Фигурка в облачно-белом платьице лежит по-собачьи головой в допотопном телевизоре и осколках экрана. Из дыры в экране, в которую Верочка положила голову, завивается к закопчённому потолку слабый сизый дымок. Её тонкие ножки сплошь в синяках — корешках разовых нестерильных билетов в рай.

Вера мертва.

Отвратительно. Я встаю на ноги, шатаясь, словно некий крюк поддел меня за солнечное сплетение и заставил подняться. Перешагивая через использованные “баяны”, волочусь на кухню. Старый холодильник с дырой в стенке полуприкрыт, из просвета безвольно свисает чья-то нога. Аппарат протёк, под ним обильная лужа — на клеёнчатом паркете не различить её цвет.

“Дрыц-тыц-холодильник”

Из грязно-коричневого приёмника на ободранном столе шипит обрывистая детская песенка. Я закрываю глаза и вижу бабушкин дом, оладьи со сгущённым молоком, мультфильм с похожим интро. Ха-ха, ха-ха. Знаете, звёзды со дна кажутся ещё ярче, ещё

“Дрыц-тыц-холодильник”

                ближе — они твои, только руку протяни. На моей же в области локтевого сгиба красуется чёрно-фиолетовый “колодец” — страшное пятно с рваными краями, оно появилось из-за систематических промахов. В этот колодец скатываются звёзды, падают мои воспоминания — и я вижу лишь обрывки, плавающие дохлыми рыбами на мутной поверхности воды. Наденька

“Дрыц-тыц-холодильник”

                , моя лучшая подруга, литературный паблик, все твердят, что у меня есть талант, Наденька тоже твердит, я бросаю институт, Наденька бросает институт, мы пишем вместе, нас никто не печатает, мы не нужны рынку и конъюнктуре, но нужны барыгам, а барыги нужны мне. Я лечу камнем вниз по шахте социального лифта, Наденька не оставляет попытки писать, маргиналы тянут меня в свои круги, я тяну за собой Наденьку, мы катимся в пропасть, катимся в пропасть вместе, всё теряет смысл, мы теряем смысл,

“...и два фиксика внутри”

Я открываю дверцу холодильника. В нём лежит девушка в позе эмбриона, подбородок на груди. На покрытых изморозью стенках примёрзли ошмётки башки. Остывающая рука всё ещё сжимает револьвер.

Надежда мертва.

А ведь я сам нередко (и не в шутку) твердил, что она переживёт не только меня, но и нас всех. Теперь же обстановка напоминает пробу пера какого-нибудь зазнайки, который решил приняться за жанр остросоциального нуара — каким был в точности когда-то и я. Когда-то — пока тернии не довели меня до невроза. Когда-то — пока не захотел взять свои звёзды обманом.

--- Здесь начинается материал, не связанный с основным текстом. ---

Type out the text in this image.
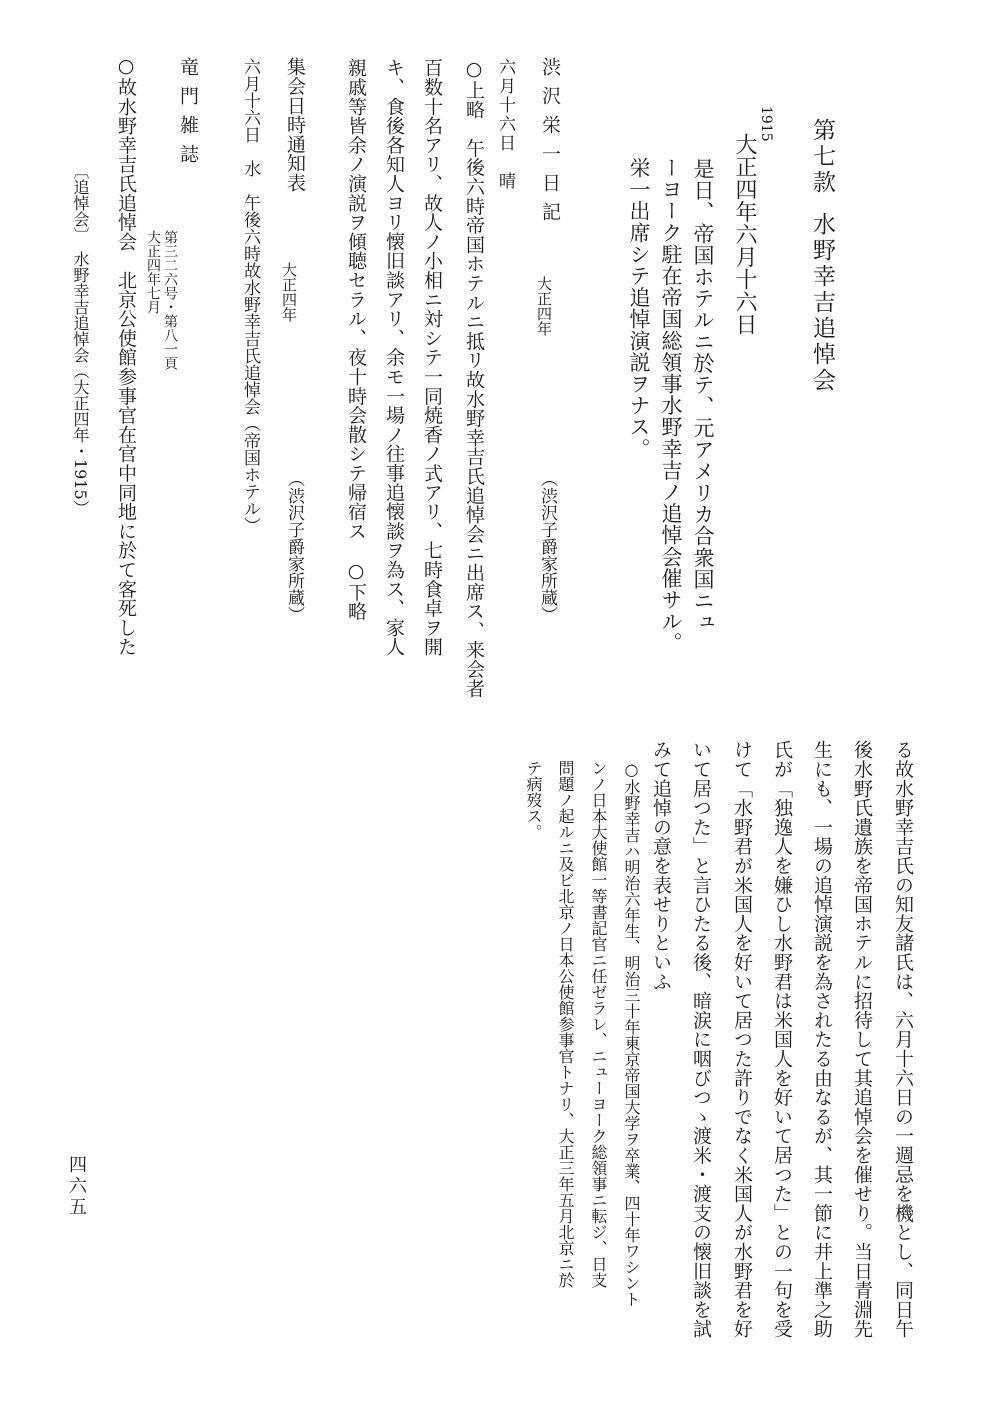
第七款水野幸吉追悼会
1915
大正四年六月十六日
是日、帝国ホテルニ於テ、元アメリカ合衆国ニュ
ーヨーク駐在帝国総領事水野幸吉ノ追悼会催サル。
栄一出席シテ追悼演説ヲナス。
渋沢栄一日記
大正四年
（渋沢子爵家所蔵）
六月十六日　晴
○上略　午後六時帝国ホテルニ抵リ故水野幸吉氏追悼会ニ出席ス、来会者
百数十名アリ、故人ノ小相ニ対シテ一同焼香ノ式アリ、七時食卓ヲ開
キ、食後各知人ヨリ懐旧談アリ、余モ一場ノ往事追懐談ヲ為ス、家人
親戚等皆余ノ演説ヲ傾聴セラル、夜十時会散シテ帰宿ス　○下略
集会日時通知表
大正四年
（渋沢子爵家所蔵）
六月十六日　水　午後六時故水野幸吉氏追悼会（帝国ホテル）
竜門雑誌
第三二六号・第八一頁
大正四年七月
○故水野幸吉氏追悼会　北京公使館参事官在官中同地に於て客死した
〔追悼会〕　水野幸吉追悼会（大正四年・1915）
る故水野幸吉氏の知友諸氏は、六月十六日の一週忌を機とし、同日午
後水野氏遺族を帝国ホテルに招待して其追悼会を催せり。当日青淵先
生にも、一場の追悼演説を為されたる由なるが、其一節に井上準之助
氏が「独逸人を嫌ひし水野君は米国人を好いて居つた」との一句を受
けて「水野君が米国人を好いて居つた許りでなく米国人が水野君を好
いて居つた」と言ひたる後、暗涙に咽びつゝ渡米・渡支の懐旧談を試
みて追悼の意を表せりといふ
○水野幸吉ハ明治六年生、明治三十年東京帝国大学ヲ卒業、四十年ワシント
ンノ日本大使館一等書記官ニ任ゼラレ、ニューヨーク総領事ニ転ジ、日支
問題ノ起ルニ及ビ北京ノ日本公使館参事官トナリ、大正三年五月北京ニ於
テ病歿ス。
四六五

Впрочем, я говорю так, будто попытавшись срезать тернистый путь, не переборщил и не сделал круг.

“Дрыц-тыц-вентилятор”

Радио ведёт свою развесёлую песенку, дохлые рыбы (определённо не только мои) всплывают в колодце — светлые и тёплые, как день матери, улыбки, сладкая вата. Как это пронзительно и больно, сквозь счастливое детство продирается облупленный притон, я сбегаю из кухни, чтобы не

“Дрыц-тыц-вентилятор”

                слышать, чтобы убежать от контрастов, но песенка дребезжит в моих зубах и костях, в каждом оголённом, как провод, нерве. Я рыдаю, через рыдания лезет запах гнили, в квартире тихо как на кладбище неотпетых — никому здесь не поможет милосердие. Они лежат чересчур неестественно, как мешки с мясом и костями, я не вглядываюсь в них изо всех сил, ведь

“Дрыц-тыц-вентилятор”

                чем пристальнее вглядываешься, тем уродливее картинка — это непреложное правило мира. Он пережевал меня и выплюнул в канаву за то, что я хотел вглядываться, хотел всё и сразу. Вот Валя, у него был разряд по плаванию до этого, он лежит на животе ничком без рубахи, а мой глаз сам цепляется за каждый порез на его спине; вот Артур, когда-то я ходил на выставку его картин, я не хочу этого видеть, но из его живота вываливается что-то мясистое и продолговатое; господи, как страшно, неужели они все… Вот Любочка, бывшая местная красавица, выросла в семье интеллигентов; я видел вживую, как её

“...и два фиксика внутри”

                приходовали в два смычка. Она валяется прямо на “баянах” рядом с вентилятором с отломанной лопастью. В её горле зияет широкий разрез, обнажая связки.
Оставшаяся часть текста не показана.